Not necessarily good women, or women one would choose as the ideal mother – just powerful women.
Conductor Eckart Preu has chosen music about everybody’s favorite good girl, Cinderella, and a group of less-than-good women: Liadov’s Russian witch, Baba Yaga; Smetana’s man-hating Sarka; Schmitt’s biblical bad girl, Salome; and Berg’s tragic seductress, Lulu.
“I wanted to close the season with music about powerful people,” Preu says. “When you look at the the music written about powerful men, you find a lot of heroes and good guys. But with women, so much of the best music is about women who are really, really bad.
“Maybe bad women are just more interesting,” he adds.
Well, interesting to male composers, anyway.
Friday’s season-ending concert opens with Anatol Liadov’s musical portrait of Baba Yaga, a fixture as both a witch and a powerful wise woman in dozens of Russian folk tales. She lives in a hut that stands on fowl’s legs and flies through the air in a cup-shaped mortar with it pestle as an oar.

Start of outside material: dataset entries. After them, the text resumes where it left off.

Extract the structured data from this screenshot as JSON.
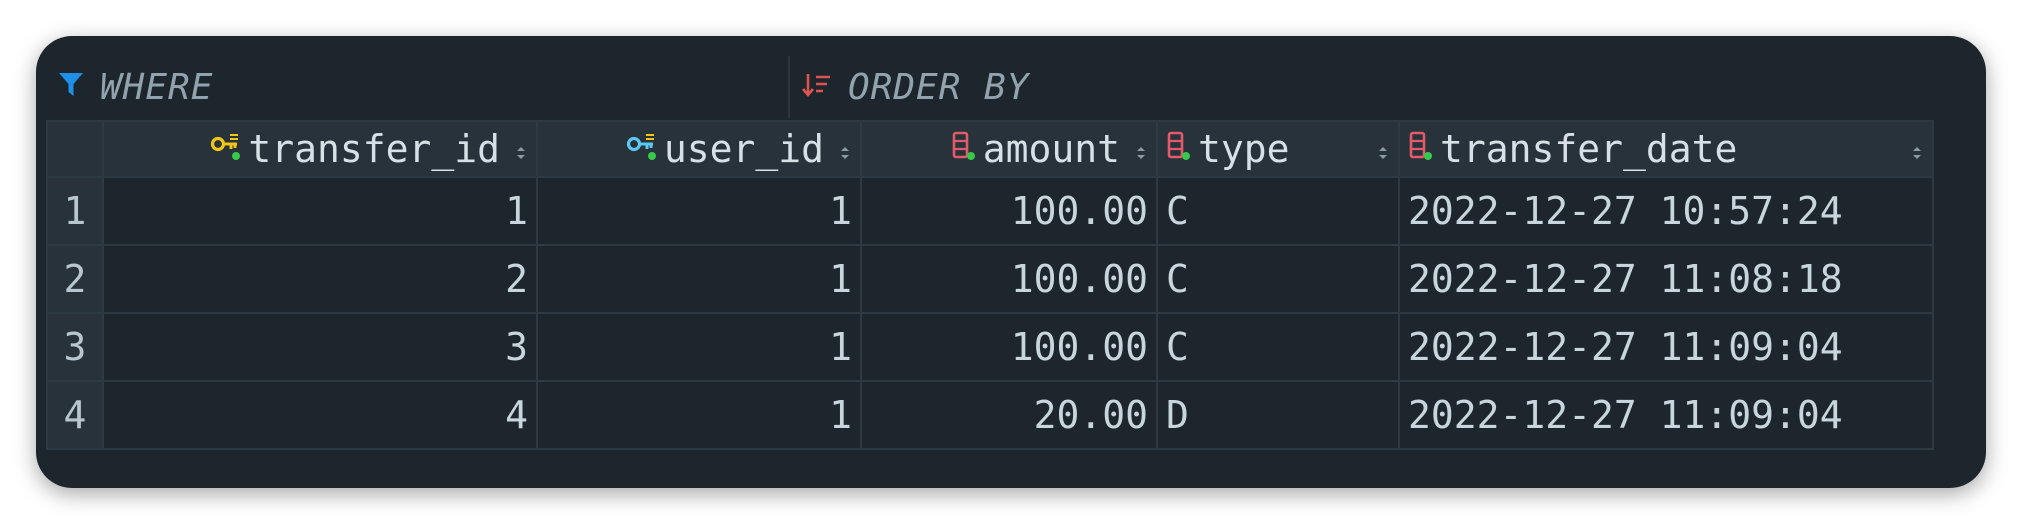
{
  "filter_bar": {
    "where_label": "WHERE",
    "order_by_label": "ORDER BY"
  },
  "table": {
    "columns": [
      {
        "name": "transfer_id",
        "icon": "primary-key-icon",
        "align": "right"
      },
      {
        "name": "user_id",
        "icon": "foreign-key-icon",
        "align": "right"
      },
      {
        "name": "amount",
        "icon": "column-icon",
        "align": "right"
      },
      {
        "name": "type",
        "icon": "column-icon",
        "align": "left"
      },
      {
        "name": "transfer_date",
        "icon": "column-icon",
        "align": "left"
      }
    ],
    "rows": [
      {
        "num": "1",
        "cells": [
          "1",
          "1",
          "100.00",
          "C",
          "2022-12-27 10:57:24"
        ]
      },
      {
        "num": "2",
        "cells": [
          "2",
          "1",
          "100.00",
          "C",
          "2022-12-27 11:08:18"
        ]
      },
      {
        "num": "3",
        "cells": [
          "3",
          "1",
          "100.00",
          "C",
          "2022-12-27 11:09:04"
        ]
      },
      {
        "num": "4",
        "cells": [
          "4",
          "1",
          "20.00",
          "D",
          "2022-12-27 11:09:04"
        ]
      }
    ]
  },
  "colors": {
    "filter_icon": "#1e90e8",
    "order_icon": "#e0524f",
    "primary_key": "#f2c517",
    "foreign_key": "#5cc8f2",
    "column_icon": "#e35a6a",
    "not_null_dot": "#37c94a"
  }
}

She also appears musically in Mussorgsky’s “Pictures at an Exhibition,” scheduled for the symphony’s 2007-08 season.
“Liadov doesn’t really tell a story about Baba Yaga,” Preu says. “But he pulls out the stops in a brilliant orchestral picture with Halloween-ish sounds suggesting the scary character of this witch – almost like movie music.”
Preu also has selected a short except from Alban Berg’s final opera, “Lulu,” about the tragic beauty whose allure leads from one murderous episode to another.
Berg’s intense music has led the opera, even though it is incomplete, to its status as a 20th-century classic.
“What I have always done each season,” Preu says, “is to introduce some contemporary music that goes a little beyond of the ordinary experience of our audiences and what people think they like.”
Like most of the works on Friday’s program, Florent Schmitt’s “La Tragedie de Salome” has never been performed before by the Spokane Symphony.
“I first heard a recording of it when I was studying in Paris, and I was fascinated by the sonorities Schmitt achieved,” Preu says. “It’s French music with an edge, much more direct than Debussy or Ravel.
“If you compare it with Strauss’ treatment of the Salome, the craziness of Schmitt’s Salome just sticks out – very much unlike the sensuousness of Strauss. The story line in Schmitt is very easy to follow, and it’s very different from Strauss, too.”
Bedrich Smetana’s “Sarka” is one of the six tone poems making up his cycle “My Fatherland.”
“We always hear ‘The Moldau’ from this set, but not nearly so often some of the others which are fine pieces, too,” Preu says.
He’s ending the concert with a suite of pieces he put together from Serge Prokofiev’s ballet “Cinderella.”
“We have to have one good woman on this program,” Preu says. “And ‘Cinderella’ is a major piece the orchestra hasn’t played in quite a while.
“Prokofiev himself made three different suites of dances from the ballet, but he mixes the dances up, and none of his suites tells the story. I wanted to made a suite where the audience could follow the story line.”
Preu will join host Verne Windham of KPBX-FM at Classical Chats, the symphony’s pre-performance conversation, today at 12:15 p.m. in the council chambers at City Hall. The 30-minute program will be televised on City Cable Channel 5.
The conductor also will discuss the music on the program as a part of the Gladys Brooks Pre-Concert Talks series in the INB Performing Arts Center auditorium on Friday at 7 p.m.